La sensation à surveiller : l'urgence
Presque chaque message de phishing fabrique de la pression : « Votre compte sera suspendu sous 24 heures. » « Facture impayée — dernier rappel. » « C'est le patron, il me faut des cartes cadeaux pour des clients, tu es dispo là ? » L'urgence est le signe révélateur, car c'est elle qui empêche de réfléchir. Les vraies entreprises n'exigent presque jamais d'agir en quelques heures sous menace de catastrophe.
Cinq vérifications de dix secondes
- La véritable adresse de l'expéditeur — pas le nom affiché. « Support PayPal », n'importe qui peut l'écrire ;
paypal-secure-billing@mail-check724.com, voilà la vérité. - Survolez avant de cliquer.

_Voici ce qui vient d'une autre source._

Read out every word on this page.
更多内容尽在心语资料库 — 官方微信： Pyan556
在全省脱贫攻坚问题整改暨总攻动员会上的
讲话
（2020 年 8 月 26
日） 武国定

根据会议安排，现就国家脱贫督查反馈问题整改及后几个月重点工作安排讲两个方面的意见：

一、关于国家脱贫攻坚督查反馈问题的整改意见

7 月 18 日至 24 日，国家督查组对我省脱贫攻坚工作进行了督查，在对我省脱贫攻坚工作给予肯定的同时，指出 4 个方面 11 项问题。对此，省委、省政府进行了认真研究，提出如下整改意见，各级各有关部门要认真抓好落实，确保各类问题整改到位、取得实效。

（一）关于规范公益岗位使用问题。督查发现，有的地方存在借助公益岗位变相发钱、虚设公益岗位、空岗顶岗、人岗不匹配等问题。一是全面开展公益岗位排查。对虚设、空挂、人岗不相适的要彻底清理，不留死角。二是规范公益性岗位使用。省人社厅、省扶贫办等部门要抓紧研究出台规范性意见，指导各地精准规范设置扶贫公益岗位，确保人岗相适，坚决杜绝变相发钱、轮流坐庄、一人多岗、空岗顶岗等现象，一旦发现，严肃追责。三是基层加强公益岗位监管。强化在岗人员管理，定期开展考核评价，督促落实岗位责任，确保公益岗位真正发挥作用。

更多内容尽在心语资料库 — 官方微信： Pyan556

Sur ordinateur, poser la souris sur un lien révèle la vraie destination dans le coin. Si le texte dit paypal.com mais que la destination est autre chose — vous avez votre réponse.

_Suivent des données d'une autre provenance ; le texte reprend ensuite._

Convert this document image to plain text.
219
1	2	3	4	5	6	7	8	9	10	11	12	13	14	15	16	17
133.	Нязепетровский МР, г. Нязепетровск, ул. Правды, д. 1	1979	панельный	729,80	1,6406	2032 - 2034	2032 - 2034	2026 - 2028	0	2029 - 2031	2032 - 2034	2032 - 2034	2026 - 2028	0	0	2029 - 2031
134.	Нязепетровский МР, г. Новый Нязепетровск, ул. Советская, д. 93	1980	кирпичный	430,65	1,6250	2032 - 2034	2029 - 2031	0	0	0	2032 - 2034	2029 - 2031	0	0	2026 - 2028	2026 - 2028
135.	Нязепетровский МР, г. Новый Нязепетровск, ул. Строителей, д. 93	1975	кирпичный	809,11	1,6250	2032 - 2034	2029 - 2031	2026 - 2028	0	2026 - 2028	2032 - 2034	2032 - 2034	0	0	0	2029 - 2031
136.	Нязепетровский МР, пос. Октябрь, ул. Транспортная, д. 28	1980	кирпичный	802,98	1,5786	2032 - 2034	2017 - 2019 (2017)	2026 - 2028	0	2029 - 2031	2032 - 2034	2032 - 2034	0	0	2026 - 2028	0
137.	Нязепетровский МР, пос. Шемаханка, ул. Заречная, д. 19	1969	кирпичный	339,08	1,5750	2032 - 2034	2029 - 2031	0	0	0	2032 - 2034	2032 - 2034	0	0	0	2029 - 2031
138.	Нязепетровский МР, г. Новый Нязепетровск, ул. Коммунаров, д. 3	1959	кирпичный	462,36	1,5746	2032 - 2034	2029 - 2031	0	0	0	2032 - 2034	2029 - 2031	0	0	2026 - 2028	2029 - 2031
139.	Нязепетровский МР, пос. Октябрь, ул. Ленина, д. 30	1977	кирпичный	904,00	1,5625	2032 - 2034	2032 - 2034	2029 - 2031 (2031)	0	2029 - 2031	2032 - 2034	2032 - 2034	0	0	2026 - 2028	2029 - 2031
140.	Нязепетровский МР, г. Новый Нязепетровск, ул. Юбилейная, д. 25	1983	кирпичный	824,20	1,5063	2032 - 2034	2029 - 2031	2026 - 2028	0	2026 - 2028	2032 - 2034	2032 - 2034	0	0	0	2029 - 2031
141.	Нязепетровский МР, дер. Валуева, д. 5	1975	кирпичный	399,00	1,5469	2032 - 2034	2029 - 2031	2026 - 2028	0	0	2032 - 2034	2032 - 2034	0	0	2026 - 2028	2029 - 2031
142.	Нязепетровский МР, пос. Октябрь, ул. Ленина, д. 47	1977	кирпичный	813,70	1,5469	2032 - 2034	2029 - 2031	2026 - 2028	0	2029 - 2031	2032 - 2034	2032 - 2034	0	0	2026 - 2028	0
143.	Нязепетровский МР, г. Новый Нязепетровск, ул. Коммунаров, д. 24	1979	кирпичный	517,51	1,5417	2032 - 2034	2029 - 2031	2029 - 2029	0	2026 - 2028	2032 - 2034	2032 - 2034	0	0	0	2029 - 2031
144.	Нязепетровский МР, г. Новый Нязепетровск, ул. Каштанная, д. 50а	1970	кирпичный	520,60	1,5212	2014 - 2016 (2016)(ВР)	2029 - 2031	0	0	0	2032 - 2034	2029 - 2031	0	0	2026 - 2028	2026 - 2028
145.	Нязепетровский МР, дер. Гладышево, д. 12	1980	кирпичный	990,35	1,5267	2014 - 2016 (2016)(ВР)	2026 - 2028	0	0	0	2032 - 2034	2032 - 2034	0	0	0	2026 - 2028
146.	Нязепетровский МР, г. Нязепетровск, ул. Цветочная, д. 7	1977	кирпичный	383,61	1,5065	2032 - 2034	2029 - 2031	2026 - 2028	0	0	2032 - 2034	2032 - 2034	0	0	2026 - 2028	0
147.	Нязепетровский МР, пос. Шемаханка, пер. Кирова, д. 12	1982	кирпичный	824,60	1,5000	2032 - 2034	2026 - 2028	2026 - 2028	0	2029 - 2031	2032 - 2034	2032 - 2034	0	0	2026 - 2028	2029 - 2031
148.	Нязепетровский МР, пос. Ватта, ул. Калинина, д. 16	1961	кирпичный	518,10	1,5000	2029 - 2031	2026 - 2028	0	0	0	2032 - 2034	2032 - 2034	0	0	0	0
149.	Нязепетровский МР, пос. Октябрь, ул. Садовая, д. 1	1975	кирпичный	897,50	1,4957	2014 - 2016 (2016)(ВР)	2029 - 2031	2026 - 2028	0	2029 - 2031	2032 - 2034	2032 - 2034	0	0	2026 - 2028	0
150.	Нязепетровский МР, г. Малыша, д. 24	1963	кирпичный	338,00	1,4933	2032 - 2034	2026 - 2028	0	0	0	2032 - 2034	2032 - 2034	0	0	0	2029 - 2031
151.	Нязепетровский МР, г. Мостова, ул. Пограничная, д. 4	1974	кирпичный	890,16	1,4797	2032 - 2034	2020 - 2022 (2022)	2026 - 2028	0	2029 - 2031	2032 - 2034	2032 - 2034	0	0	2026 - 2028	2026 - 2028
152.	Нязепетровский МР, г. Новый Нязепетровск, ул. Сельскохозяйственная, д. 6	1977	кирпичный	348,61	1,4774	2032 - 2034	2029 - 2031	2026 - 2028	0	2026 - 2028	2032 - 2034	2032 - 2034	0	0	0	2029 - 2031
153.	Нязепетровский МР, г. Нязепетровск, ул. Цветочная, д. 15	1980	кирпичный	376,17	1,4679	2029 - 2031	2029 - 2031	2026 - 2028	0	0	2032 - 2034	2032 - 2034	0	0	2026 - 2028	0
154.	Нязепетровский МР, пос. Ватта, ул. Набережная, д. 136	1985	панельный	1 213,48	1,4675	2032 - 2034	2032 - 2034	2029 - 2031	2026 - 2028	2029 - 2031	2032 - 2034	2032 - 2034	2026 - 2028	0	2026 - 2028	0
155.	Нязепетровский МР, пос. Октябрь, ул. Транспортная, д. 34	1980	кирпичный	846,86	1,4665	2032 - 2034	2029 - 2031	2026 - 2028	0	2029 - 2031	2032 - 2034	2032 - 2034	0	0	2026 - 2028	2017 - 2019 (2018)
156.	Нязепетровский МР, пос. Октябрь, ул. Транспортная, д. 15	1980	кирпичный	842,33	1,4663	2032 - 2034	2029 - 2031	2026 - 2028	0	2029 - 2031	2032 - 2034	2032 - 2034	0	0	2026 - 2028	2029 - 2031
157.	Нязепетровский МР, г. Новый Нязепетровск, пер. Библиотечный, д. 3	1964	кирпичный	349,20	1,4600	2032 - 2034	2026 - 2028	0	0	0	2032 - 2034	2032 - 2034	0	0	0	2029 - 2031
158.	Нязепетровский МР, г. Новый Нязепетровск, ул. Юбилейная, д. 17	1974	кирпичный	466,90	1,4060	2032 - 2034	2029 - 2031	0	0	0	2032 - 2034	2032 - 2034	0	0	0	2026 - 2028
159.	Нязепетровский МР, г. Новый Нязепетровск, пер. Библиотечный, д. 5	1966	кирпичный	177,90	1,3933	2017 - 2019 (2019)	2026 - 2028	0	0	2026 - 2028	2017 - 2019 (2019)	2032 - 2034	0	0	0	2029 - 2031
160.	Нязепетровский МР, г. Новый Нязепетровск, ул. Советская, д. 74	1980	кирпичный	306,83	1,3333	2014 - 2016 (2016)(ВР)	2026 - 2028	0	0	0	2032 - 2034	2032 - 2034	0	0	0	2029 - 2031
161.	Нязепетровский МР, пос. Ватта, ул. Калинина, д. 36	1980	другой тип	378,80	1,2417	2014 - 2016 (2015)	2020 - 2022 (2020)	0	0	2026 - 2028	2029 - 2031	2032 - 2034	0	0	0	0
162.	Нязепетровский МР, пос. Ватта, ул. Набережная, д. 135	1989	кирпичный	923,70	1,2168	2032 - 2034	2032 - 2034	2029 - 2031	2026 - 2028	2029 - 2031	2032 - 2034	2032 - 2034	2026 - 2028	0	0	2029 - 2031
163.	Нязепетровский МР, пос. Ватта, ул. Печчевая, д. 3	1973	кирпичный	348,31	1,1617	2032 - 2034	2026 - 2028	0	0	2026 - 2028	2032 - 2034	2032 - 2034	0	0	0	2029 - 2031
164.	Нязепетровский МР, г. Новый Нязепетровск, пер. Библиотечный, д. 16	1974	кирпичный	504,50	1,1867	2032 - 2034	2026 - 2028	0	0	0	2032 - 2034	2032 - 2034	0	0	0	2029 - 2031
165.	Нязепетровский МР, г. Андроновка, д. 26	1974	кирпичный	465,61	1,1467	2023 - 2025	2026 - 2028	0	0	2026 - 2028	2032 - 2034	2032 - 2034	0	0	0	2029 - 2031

- Les salutations génériques. « Cher client » venant d'une entreprise qui connaît forcément votre nom est un signal.
- Les pièces jointes inattendues — surtout des factures que vous n'attendiez pas, ou des fichiers demandant d'« activer le contenu ».
- Des demandes qu'aucun processus légitime ne fait : mots de passe par e-mail, paiement en cartes cadeaux, « merci de rester discret ».

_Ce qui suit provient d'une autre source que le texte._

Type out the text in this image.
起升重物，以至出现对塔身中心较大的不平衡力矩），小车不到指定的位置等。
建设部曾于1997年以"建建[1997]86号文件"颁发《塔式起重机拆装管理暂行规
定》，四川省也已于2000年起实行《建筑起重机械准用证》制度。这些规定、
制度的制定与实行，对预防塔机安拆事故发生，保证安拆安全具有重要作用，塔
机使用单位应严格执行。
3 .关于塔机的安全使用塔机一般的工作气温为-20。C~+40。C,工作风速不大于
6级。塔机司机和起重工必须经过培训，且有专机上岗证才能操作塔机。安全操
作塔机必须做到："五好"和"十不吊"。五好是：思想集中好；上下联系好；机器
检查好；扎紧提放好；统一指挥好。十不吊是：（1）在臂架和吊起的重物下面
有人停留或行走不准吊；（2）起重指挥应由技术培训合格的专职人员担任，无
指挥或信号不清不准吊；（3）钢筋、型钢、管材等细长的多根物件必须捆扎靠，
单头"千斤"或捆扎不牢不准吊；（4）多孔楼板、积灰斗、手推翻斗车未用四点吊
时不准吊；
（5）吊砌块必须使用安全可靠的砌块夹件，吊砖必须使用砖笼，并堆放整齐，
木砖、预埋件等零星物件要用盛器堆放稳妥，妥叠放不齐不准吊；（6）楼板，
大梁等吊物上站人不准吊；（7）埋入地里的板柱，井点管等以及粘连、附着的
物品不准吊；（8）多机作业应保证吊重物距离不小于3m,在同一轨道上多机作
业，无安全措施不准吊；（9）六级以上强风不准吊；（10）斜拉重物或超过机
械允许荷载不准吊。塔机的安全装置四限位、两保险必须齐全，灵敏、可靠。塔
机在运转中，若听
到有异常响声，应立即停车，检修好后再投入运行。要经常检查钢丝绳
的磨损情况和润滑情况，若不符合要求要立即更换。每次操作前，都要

L'habitude qui déjoue presque tout
N'agissez jamais via le message lui-même. Si « votre banque » écrit au sujet d'un problème, ne cliquez pas sur le bouton de l'e-mail — ouvrez un nouvel onglet et connectez-vous comme d'habitude, ou appelez le numéro au dos de votre carte. Si le problème est réel, il sera visible dans votre compte. Cette seule habitude neutralise même la plus belle contrefaçon, parce que vous ne touchez jamais le piège.
Si vous avez déjà cliqué
Aucune honte — ça arrive à des gens prudents. Changez immédiatement le mot de passe du compte concerné (et partout où vous le réutilisiez), activez la double authentification — et si de l'argent ou des données bancaires sont en jeu, appelez votre banque maintenant. La vitesse compte plus que la gêne.